Kurzbeschreibung:
Als im
Mercy-West Haven Hospital in Connecticut ein Neugeborenes nach einem
Routineangriff stirbt, scheint schnell klar zu sein, wer daran schuld
ist: Ruth Jefferson, die dunkelhäutige Säuglingsschwester, der
untersagt war, das Baby anzufassen. Vor allem Turk Bauer, der
rassistische Vater des Kindes, hält Ruth für verantwortlich.
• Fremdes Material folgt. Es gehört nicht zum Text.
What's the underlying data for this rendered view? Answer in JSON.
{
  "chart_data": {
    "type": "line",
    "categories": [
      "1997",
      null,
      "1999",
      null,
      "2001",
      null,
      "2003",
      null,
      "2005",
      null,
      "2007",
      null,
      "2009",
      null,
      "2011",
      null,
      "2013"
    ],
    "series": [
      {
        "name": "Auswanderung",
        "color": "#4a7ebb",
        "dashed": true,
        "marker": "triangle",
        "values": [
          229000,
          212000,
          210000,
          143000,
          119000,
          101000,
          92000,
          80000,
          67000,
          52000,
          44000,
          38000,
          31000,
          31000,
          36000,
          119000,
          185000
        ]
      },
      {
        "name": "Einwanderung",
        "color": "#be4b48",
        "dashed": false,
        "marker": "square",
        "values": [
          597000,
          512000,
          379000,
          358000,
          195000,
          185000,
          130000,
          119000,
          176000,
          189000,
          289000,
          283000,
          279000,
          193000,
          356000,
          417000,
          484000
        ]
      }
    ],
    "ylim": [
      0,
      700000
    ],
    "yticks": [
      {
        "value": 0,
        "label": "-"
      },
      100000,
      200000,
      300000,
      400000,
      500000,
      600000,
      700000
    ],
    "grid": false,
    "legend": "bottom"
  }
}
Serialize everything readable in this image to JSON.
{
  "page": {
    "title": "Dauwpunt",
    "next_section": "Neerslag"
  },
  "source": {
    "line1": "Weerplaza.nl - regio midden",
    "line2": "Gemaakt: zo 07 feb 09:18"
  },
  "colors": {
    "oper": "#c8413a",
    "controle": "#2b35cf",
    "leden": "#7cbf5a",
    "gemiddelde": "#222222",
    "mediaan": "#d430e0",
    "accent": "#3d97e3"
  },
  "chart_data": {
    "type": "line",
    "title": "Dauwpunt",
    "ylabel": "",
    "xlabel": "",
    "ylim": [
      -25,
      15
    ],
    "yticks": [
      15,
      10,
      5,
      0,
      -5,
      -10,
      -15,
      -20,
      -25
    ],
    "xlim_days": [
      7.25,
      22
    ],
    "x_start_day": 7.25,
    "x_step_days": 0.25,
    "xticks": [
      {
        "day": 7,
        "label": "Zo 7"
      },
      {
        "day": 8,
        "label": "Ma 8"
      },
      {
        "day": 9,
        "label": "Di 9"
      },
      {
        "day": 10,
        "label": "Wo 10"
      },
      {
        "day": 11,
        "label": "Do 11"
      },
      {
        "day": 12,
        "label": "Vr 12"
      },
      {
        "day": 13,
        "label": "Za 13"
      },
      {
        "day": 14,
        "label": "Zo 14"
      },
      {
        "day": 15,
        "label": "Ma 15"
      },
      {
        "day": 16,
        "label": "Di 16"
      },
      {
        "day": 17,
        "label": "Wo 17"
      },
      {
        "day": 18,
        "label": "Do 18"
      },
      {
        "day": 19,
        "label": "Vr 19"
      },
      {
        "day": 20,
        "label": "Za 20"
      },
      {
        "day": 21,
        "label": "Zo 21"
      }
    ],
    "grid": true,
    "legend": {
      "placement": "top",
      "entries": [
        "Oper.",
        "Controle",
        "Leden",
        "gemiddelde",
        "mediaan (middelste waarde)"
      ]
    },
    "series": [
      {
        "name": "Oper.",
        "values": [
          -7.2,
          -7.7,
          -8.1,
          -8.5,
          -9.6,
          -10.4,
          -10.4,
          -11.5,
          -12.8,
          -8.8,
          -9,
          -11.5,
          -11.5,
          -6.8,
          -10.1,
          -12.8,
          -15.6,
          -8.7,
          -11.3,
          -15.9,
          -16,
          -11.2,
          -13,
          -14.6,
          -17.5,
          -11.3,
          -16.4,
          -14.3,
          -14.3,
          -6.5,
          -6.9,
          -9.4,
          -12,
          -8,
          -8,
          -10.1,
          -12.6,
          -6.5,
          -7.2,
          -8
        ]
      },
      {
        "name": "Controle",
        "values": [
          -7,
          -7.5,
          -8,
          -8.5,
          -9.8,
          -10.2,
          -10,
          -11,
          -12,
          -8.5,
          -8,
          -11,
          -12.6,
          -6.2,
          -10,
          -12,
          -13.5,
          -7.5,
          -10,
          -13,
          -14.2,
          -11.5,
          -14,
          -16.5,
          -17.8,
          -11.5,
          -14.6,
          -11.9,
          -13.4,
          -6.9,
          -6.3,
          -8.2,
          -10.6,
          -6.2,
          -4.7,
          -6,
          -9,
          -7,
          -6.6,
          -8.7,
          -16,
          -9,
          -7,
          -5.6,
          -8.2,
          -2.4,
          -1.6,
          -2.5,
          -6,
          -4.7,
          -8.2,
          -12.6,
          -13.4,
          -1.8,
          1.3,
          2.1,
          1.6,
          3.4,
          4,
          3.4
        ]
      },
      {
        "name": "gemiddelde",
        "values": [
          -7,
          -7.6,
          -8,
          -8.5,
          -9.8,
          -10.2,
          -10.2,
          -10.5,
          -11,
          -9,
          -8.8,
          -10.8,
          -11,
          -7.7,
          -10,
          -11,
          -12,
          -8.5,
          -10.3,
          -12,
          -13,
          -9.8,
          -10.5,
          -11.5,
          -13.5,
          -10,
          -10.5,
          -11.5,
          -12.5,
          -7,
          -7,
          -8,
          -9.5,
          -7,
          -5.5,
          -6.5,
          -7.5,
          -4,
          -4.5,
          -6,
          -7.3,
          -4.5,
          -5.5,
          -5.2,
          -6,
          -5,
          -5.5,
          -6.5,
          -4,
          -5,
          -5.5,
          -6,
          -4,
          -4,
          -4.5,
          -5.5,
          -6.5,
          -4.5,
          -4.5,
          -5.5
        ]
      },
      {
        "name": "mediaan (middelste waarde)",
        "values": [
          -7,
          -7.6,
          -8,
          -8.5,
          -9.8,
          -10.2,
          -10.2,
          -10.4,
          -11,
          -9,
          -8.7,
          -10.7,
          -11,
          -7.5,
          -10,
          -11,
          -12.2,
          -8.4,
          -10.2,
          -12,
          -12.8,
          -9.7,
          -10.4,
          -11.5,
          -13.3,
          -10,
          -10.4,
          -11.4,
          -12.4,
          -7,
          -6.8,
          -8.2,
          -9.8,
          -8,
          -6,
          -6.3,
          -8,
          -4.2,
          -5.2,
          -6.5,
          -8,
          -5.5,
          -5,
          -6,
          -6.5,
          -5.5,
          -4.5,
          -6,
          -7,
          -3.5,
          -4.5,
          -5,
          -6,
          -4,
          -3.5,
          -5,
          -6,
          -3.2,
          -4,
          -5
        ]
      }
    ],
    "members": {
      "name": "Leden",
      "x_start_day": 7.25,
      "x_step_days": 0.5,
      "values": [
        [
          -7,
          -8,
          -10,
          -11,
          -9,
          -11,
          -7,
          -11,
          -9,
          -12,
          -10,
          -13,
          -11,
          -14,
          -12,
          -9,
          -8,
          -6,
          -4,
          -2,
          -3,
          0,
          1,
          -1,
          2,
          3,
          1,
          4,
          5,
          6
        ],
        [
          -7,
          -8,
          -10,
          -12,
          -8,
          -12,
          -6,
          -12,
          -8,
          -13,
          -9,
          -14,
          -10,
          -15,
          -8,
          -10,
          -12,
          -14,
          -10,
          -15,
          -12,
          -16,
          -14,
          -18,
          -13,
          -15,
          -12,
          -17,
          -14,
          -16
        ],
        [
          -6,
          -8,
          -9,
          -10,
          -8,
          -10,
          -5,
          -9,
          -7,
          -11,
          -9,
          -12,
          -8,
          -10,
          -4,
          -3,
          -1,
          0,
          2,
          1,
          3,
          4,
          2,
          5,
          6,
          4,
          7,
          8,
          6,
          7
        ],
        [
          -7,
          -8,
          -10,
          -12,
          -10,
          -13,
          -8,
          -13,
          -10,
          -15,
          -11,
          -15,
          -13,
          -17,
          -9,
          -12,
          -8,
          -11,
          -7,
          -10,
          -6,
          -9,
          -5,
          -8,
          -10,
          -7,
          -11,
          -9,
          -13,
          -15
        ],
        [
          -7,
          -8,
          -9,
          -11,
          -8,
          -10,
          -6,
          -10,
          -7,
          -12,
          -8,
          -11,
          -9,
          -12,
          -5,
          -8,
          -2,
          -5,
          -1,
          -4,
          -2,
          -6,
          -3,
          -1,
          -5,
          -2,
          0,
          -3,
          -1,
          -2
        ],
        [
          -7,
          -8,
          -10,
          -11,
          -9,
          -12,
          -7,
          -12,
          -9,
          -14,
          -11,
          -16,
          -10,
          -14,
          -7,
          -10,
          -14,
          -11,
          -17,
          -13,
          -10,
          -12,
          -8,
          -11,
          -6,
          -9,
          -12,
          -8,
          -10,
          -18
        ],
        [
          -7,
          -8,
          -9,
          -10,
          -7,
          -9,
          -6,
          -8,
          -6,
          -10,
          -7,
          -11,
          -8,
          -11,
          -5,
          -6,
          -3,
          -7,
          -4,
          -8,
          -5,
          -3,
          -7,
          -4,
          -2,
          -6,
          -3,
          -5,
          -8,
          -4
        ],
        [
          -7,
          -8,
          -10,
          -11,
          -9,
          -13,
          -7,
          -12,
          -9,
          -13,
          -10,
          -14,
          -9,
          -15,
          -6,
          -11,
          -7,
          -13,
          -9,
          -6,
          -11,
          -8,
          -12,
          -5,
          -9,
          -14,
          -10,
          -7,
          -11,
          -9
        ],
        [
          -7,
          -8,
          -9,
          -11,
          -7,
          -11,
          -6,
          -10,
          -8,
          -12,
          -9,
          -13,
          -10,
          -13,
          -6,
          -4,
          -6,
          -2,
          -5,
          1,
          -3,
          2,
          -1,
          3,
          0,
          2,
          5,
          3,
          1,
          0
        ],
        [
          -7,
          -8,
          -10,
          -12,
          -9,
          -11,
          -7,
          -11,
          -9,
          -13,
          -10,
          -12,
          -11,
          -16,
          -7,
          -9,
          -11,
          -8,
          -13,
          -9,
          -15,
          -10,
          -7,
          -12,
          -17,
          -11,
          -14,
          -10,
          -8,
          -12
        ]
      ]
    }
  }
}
Es
folgt ein nervenaufreibendes Verfahren, das Turk nur durch die Hilfe
der engagierten Anwältin Kennedy McQuarrie übersteht.
Eine berührende
Geschichte, die besonders eines offenbart: den alltäglichen
Rassismus, der in unserer modernen westlichen Welt noch lange nicht
überwunden ist.
Mein
Eindruck:
Ruth Jefferson
ist eine gewissenhafte Säuglingsschwester mit guter Ausbildung, auf
die sie stolz ist. Viele Jahre hat sie ihre Arbeit zur vollsten
Zufriedenheit der Klinik erledigt. Sie lebt mit ihrem Sohn in einer
„weißen“ Wohngegend und hat weiße Freunde. Sie ist mit ihrem
Leben zufrieden, bis Turk Bauer nach der Geburt seines Sohnes darauf
besteht, dass Ruth das Baby nicht anfassen darf. Als der Kleine
stirbt, beginnt für Ruth ein Albtraum.
Das Hörbuch
wird abwechselnd von drei Sprechern gelesen. Beate Rysopp ist die
Stimme der Ruth Jefferson, Svenja Pages schildert die Ereignisse aus
der Sicht der Anwältin Kennedy McQuarrie, und die Passagen, in denen
Turk Bauer zu Wort kommt, werden von Frank Stieren gelesen. Alle drei
Sprecher machen ihre Sache sehr gut. Mit ihren Stimmen transportieren
sie die vielschichtigen Emotionen, die es im Roman reichlich gibt. Es
handelt sich um eine gekürzte Lesung. Die knapp 600 Seiten des
Romans wurden hier für 6 CDs mit insgesamt 460 Minuten aufbereitet.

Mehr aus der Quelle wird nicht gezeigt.